Microsoft’s Digital Crimes Unit (DCU) successfully executed a court order last week to disrupt and transfer control of six internet domains created by a group widely associated with the Russian government and known as Strontium, APT28, or more colorfully, Fancy Bear. Said Microsoft president Brad Smith:
Foreign entities are launching cyber strikes to disrupt elections and sow discord. Unfortunately, the internet has become an avenue for some governments to steal and leak information, spread disinformation, and probe and potentially attempt to tamper with voting systems. We saw this during the United States general election in 2016, last May during the French presidential election, and now in a broadening way as Americans are preparing for the November midterm elections.
Microsoft says it has used this approach 12 times in past two years to shut down 84 fake websites associated with this notorious group but the company has also used the legal tactic to go after botnets, or malicious networks of automated accounts, since at least 2010. The cases were brought under trademark infringement laws.
Microsoft has been singularly aggressive in pursuing the bad guys through legal channels and has assembled a global force of more than 3,500 security professionals working to solve problems. Microsoft President Brad Smith has called cybersecurity the “new battlefield” and repeatedly called for a “new digital Geneva Convention” to help tech companies and governments come together to protect people from cyber attacks.
The transfer of control of the six domains enabled Microsoft to examine what Strontium intended to do with the domains. They discovered that the sites were meant to mimic prominent Republican organizations such as the Hudson Institute, a conservative Washington think tank active in investigations of corruption in Russia, and the International Republican Institute, a nonprofit group that promotes democracy worldwide. Three other fake sites were built to appear as though they were affiliated with the Senate, and one nonpolitical site spoofed Microsoft’s own online products. Said Smith:
Despite last week’s steps, we are concerned by the continued activity targeting these and other sites and directed toward elected officials, politicians, political groups and think tanks across the political spectrum in the United States. Taken together, this pattern mirrors the type of activity we saw prior to the 2016 election in the United States and the 2017 election in France.
To help political organizations defend themselves against cyber attacks, Microsoft has expanded its billion dollar Defending Democracy Program to offer a new service called Microsoft AccountGuard, which is now available to:
…all current candidates for federal, state and local office in the United States and their campaigns; the campaign organizations of all sitting members of Congress; national and state party committees; technology vendors who primarily serve campaigns and committees; and certain nonprofit organizations and nongovernmental organizations. Microsoft AccountGuard is offered free of charge. Organizations must be using Office 365 to register.

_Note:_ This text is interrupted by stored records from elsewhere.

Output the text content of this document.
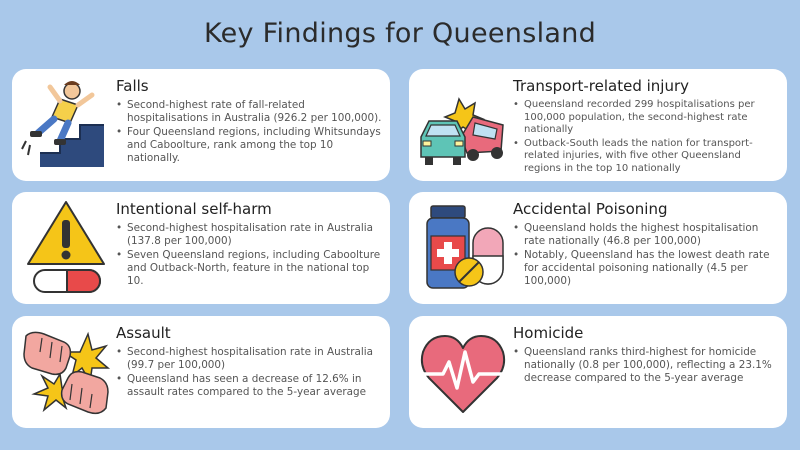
Key Findings for Queensland
Falls
• Second-highest rate of fall-related hospitalisations in Australia (926.2 per 100,000).
• Four Queensland regions, including Whitsundays and Caboolture, rank among the top 10 nationally.
Transport-related injury
• Queensland recorded 299 hospitalisations per 100,000 population, the second-highest rate nationally
• Outback-South leads the nation for transport-related injuries, with five other Queensland regions in the top 10 nationally
Intentional self-harm
• Second-highest hospitalisation rate in Australia (137.8 per 100,000)
• Seven Queensland regions, including Caboolture and Outback-North, feature in the national top 10.
Accidental Poisoning
• Queensland holds the highest hospitalisation rate nationally (46.8 per 100,000)
• Notably, Queensland has the lowest death rate for accidental poisoning nationally (4.5 per 100,000)
Assault
• Second-highest hospitalisation rate in Australia (99.7 per 100,000)
• Queensland has seen a decrease of 12.6% in assault rates compared to the 5-year average
Homicide
• Queensland ranks third-highest for homicide nationally (0.8 per 100,000), reflecting a 23.1% decrease compared to the 5-year average
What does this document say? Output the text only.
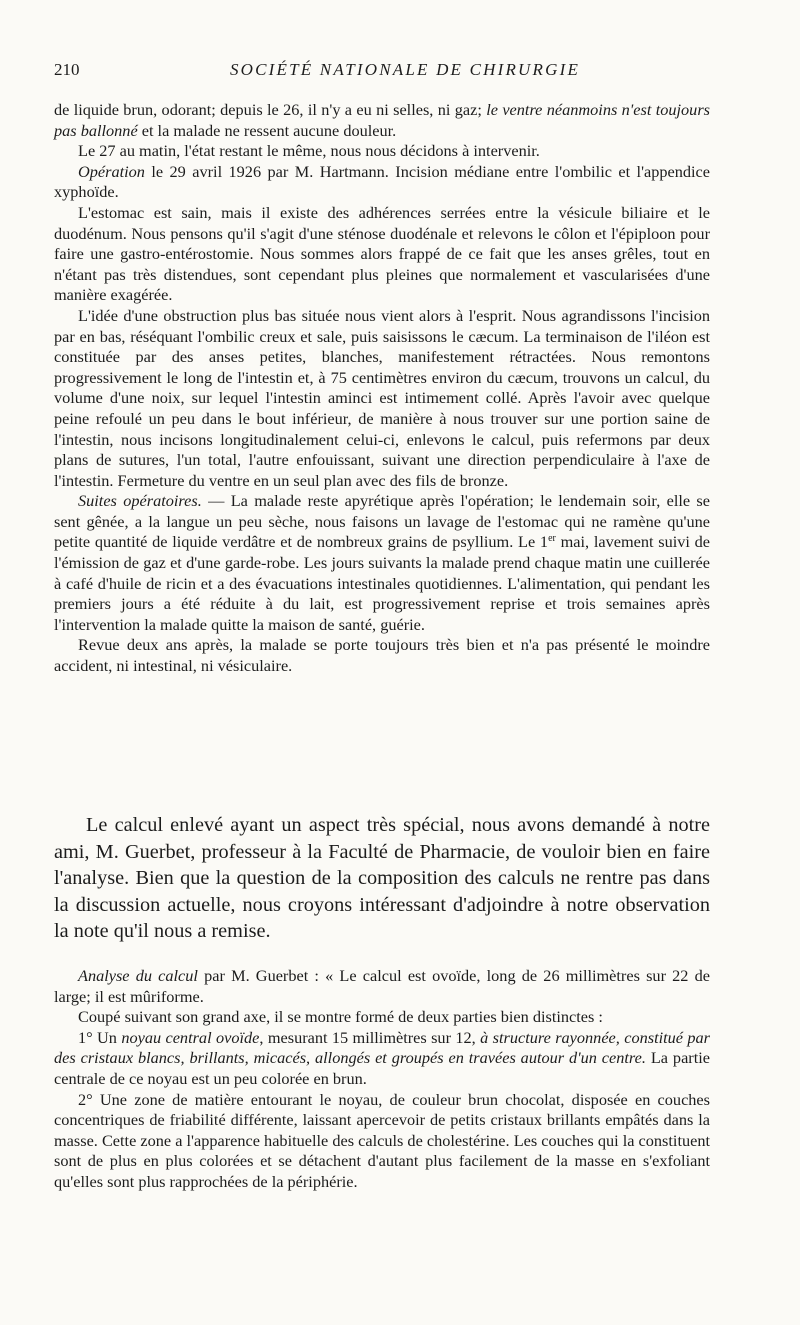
210	SOCIÉTÉ NATIONALE DE CHIRURGIE

de liquide brun, odorant; depuis le 26, il n'y a eu ni selles, ni gaz; le ventre néanmoins n'est toujours pas ballonné et la malade ne ressent aucune douleur.

Le 27 au matin, l'état restant le même, nous nous décidons à intervenir.

Opération le 29 avril 1926 par M. Hartmann. Incision médiane entre l'ombilic et l'appendice xyphoïde.

L'estomac est sain, mais il existe des adhérences serrées entre la vésicule biliaire et le duodénum. Nous pensons qu'il s'agit d'une sténose duodénale et relevons le côlon et l'épiploon pour faire une gastro-entérostomie. Nous sommes alors frappé de ce fait que les anses grêles, tout en n'étant pas très distendues, sont cependant plus pleines que normalement et vascularisées d'une manière exagérée.

L'idée d'une obstruction plus bas située nous vient alors à l'esprit. Nous agrandissons l'incision par en bas, réséquant l'ombilic creux et sale, puis saisissons le cæcum. La terminaison de l'iléon est constituée par des anses petites, blanches, manifestement rétractées. Nous remontons progressivement le long de l'intestin et, à 75 centimètres environ du cæcum, trouvons un calcul, du volume d'une noix, sur lequel l'intestin aminci est intimement collé. Après l'avoir avec quelque peine refoulé un peu dans le bout inférieur, de manière à nous trouver sur une portion saine de l'intestin, nous incisons longitudinalement celui-ci, enlevons le calcul, puis refermons par deux plans de sutures, l'un total, l'autre enfouissant, suivant une direction perpendiculaire à l'axe de l'intestin. Fermeture du ventre en un seul plan avec des fils de bronze.

Suites opératoires. — La malade reste apyrétique après l'opération; le lendemain soir, elle se sent gênée, a la langue un peu sèche, nous faisons un lavage de l'estomac qui ne ramène qu'une petite quantité de liquide verdâtre et de nombreux grains de psyllium. Le 1er mai, lavement suivi de l'émission de gaz et d'une garde-robe. Les jours suivants la malade prend chaque matin une cuillerée à café d'huile de ricin et a des évacuations intestinales quotidiennes. L'alimentation, qui pendant les premiers jours a été réduite à du lait, est progressivement reprise et trois semaines après l'intervention la malade quitte la maison de santé, guérie.

Revue deux ans après, la malade se porte toujours très bien et n'a pas présenté le moindre accident, ni intestinal, ni vésiculaire.

Le calcul enlevé ayant un aspect très spécial, nous avons demandé à notre ami, M. Guerbet, professeur à la Faculté de Pharmacie, de vouloir bien en faire l'analyse. Bien que la question de la composition des calculs ne rentre pas dans la discussion actuelle, nous croyons intéressant d'adjoindre à notre observation la note qu'il nous a remise.

Analyse du calcul par M. Guerbet : « Le calcul est ovoïde, long de 26 millimètres sur 22 de large; il est mûriforme.

Coupé suivant son grand axe, il se montre formé de deux parties bien distinctes :

1° Un noyau central ovoïde, mesurant 15 millimètres sur 12, à structure rayonnée, constitué par des cristaux blancs, brillants, micacés, allongés et groupés en travées autour d'un centre. La partie centrale de ce noyau est un peu colorée en brun.

2° Une zone de matière entourant le noyau, de couleur brun chocolat, disposée en couches concentriques de friabilité différente, laissant apercevoir de petits cristaux brillants empâtés dans la masse. Cette zone a l'apparence habituelle des calculs de cholestérine. Les couches qui la constituent sont de plus en plus colorées et se détachent d'autant plus facilement de la masse en s'exfoliant qu'elles sont plus rapprochées de la périphérie.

AccountGuard has three core offerings.
Unified threat detection and notification across accounts
Notification about cyber threats, including attacks by known nation-state actors, in a unified way across both email systems run by organizations and the personal accounts of these organizations’ leaders and staff who opt-in. Threat detection and notification will initially be available only for Microsoft services including Office 365, Outlook.com and Hotmail.
Security guidance and ongoing education
Best practice guidance and materials designed specifically for the unique problems faced by politically oriented organizations. This advice will come in two forms: off-the-shelf materials organizations can use as they grow and take on new staff, and in-depth live sessions.
Early adopter opportunities
Organizations registered for AccountGuard will receive access to private previews of security features typically offered to large corporate and government account customers. In addition to being among the first to deploy the latest technology, this aspect of Microsoft AccountGuard will enable the company to collect critical feedback and rapidly evolve security to address the specific needs of eligible organizations.
For complete details, read this blog post by Tom Burt, Microsoft Corporate Vice President, Customer Security & Trust.
Microsoft has a huge stake in keeping its customers secure so its leadership in cybersecurity is both commendable and necessary. It is no secret that Windows and a number of other Microsoft products have had their vulnerabilities exploited by hackers in the past. But, it’s equally clear that Microsoft cannot solve this problem alone. Smith said:
While cybersecurity starts with Microsoft and other companies in the tech sector, it’s ultimately a shared responsibility with customers and governments around the world. Together with our industry partners, we’ve launched the Cybersecurity Tech Accord, now endorsed by 44 leading tech companies to protect and empower civilians online and to improve the security, stability and resilience of cyberspace.
To be successful in defending elections and other democratic institutions, technology companies, government, civil society, the academic community and researchers need to come together and partner in new and meaningful ways. It would be enormously helpful if certain leaders of the free world had a better grasp of the benefits and dangers of a connected world.